2. R. v. Goldfinch, 2019 SCC 38
 Where sexual activity evidence is concerned, the failure to identify the explicit link between the evidence and specific facts or issues relating to the accused’s defence can result in twin-myth reasoning slipping into the courtroom in the guise of “context”. For example, there is a risk that sexual activity evidence may be used, whether consciously or not, to “contextualize” a complainant’s testimony that she did not consent to the sexual activity in question through twin-myth reasoning: because the complainant consented in the past (the “context”), it is more likely that she consented this time as well. This is, of course, precisely the sort of stereotypical reasoning s. 276(1) sought to banish from the courtroom.

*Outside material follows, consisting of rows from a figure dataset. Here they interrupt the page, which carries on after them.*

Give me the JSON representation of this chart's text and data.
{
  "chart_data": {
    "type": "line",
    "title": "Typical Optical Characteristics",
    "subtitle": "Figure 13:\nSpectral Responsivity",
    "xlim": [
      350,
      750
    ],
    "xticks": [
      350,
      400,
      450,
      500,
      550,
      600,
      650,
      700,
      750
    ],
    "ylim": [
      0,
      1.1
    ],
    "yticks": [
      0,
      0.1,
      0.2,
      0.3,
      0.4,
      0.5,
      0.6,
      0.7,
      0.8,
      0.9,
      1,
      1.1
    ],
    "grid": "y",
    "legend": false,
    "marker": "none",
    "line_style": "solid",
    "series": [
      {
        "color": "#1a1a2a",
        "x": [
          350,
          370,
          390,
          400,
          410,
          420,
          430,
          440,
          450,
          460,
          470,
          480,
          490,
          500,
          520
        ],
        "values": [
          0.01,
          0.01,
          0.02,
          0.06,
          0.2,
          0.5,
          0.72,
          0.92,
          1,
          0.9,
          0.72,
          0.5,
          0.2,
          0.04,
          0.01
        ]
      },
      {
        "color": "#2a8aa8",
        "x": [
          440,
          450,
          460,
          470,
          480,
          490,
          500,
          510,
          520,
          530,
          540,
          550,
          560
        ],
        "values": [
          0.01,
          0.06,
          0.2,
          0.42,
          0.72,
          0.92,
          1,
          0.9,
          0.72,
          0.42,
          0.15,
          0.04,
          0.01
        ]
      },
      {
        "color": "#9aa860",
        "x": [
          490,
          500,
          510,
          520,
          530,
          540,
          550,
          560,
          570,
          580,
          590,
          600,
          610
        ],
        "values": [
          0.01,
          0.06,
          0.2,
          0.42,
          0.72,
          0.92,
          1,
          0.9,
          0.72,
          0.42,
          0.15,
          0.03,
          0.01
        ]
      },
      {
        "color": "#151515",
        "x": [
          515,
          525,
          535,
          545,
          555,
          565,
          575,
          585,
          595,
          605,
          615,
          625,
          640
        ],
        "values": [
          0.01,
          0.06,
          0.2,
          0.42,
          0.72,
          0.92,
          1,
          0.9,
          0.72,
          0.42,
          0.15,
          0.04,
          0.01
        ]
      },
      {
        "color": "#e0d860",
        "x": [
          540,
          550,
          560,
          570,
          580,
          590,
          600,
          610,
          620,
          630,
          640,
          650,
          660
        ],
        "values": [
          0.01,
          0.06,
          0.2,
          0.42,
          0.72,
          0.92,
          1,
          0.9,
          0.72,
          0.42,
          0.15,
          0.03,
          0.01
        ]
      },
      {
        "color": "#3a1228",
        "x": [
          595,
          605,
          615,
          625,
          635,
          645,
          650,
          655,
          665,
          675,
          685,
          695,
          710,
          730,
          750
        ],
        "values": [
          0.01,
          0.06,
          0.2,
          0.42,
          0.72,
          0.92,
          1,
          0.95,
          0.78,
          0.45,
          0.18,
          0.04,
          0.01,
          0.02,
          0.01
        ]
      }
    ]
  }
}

Yet without a clear and precise identification of the specific purpose for which sexual activity evidence is sought to be introduced, this sort of reasoning can all too easily infiltrate the courtroom through the Trojan horse of “context”.

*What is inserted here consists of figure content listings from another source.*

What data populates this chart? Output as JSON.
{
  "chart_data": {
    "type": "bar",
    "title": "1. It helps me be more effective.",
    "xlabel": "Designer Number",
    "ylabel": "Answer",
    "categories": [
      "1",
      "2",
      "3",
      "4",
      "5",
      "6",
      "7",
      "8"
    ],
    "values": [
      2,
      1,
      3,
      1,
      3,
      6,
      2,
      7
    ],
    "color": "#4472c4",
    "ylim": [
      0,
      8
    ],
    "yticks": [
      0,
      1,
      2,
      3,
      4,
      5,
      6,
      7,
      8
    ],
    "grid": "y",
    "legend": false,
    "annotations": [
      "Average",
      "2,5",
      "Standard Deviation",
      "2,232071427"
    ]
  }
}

3. Al-Khouri v. Hawari, 2019 ONSC 3681
 Rule 50.05(2) recognizes that in certain circumstances, the person at the Pre-Trial may not have sufficient authority to resolve the case, or to make decisions required to address the considerations of Rule 50.06. To accommodate circumstances just like those in this case, Rule 50.05(2), by the use of the word “shall”, requires that where an insurer sends a claims representative to the Pre-Trial and the claims representative, having considered the discussions at the Pre-Trial, thinks that a settlement should be pursued or that a decision is required to give effect to any of the other considerations in Rule 50.06, the person to provide that authority is readily available, in short order, by telephone.
 Neither the claims examiner’s nor defence counsel’s representations in this Pre-Trial satisfied me that the claims examiner in the room was an effective decision-maker, or that there was an effective decision-maker phone-ready to make decisions about settlement. Further, counsel’s representations to me did not satisfy me that anybody could make a decision on settlement without reporting to the oversight committee.

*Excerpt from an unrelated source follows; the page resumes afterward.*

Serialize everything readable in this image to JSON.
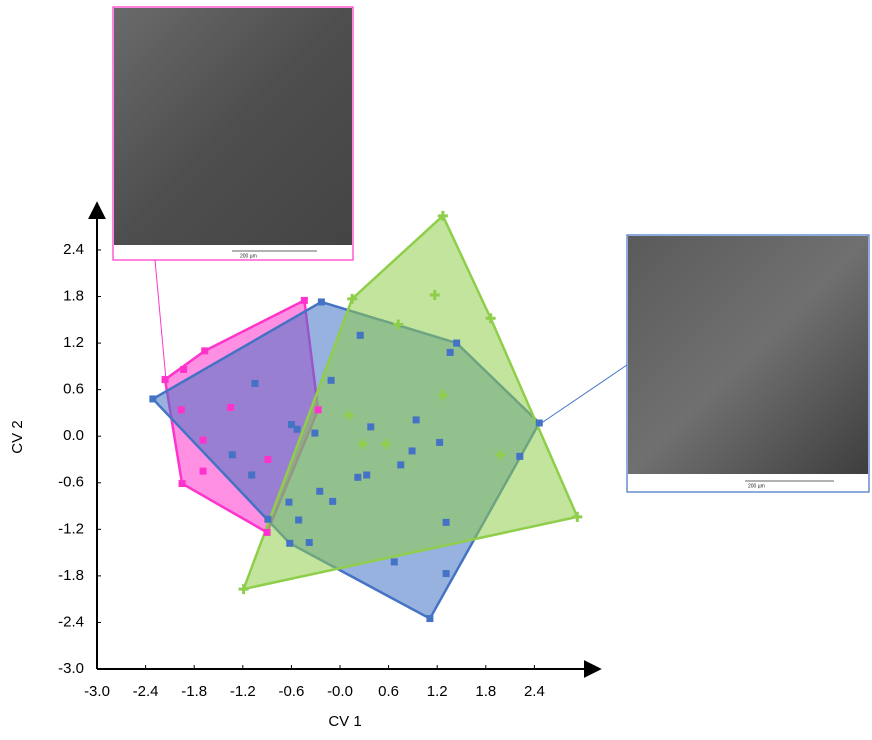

The most-consulted French-language decision was Haccoun c. Simon, 2019 QCCS 1943
 En effet, comme on le sait, cette obligation est tributaire des circonstances de chaque dossier. La jurisprudence soumise par Me Simon sur cette question illustre bien comment un cocontractant peut ne pas toujours savoir ce que son partenaire recherche dans une transaction, et c’est pour cette raison que ce dernier a l’obligation de se renseigner lui-même.
* As of January 2014 we measure the total amount of time spent on the pages rather than simply the number of hits; as well, a case once mentioned won’t appear again for three months.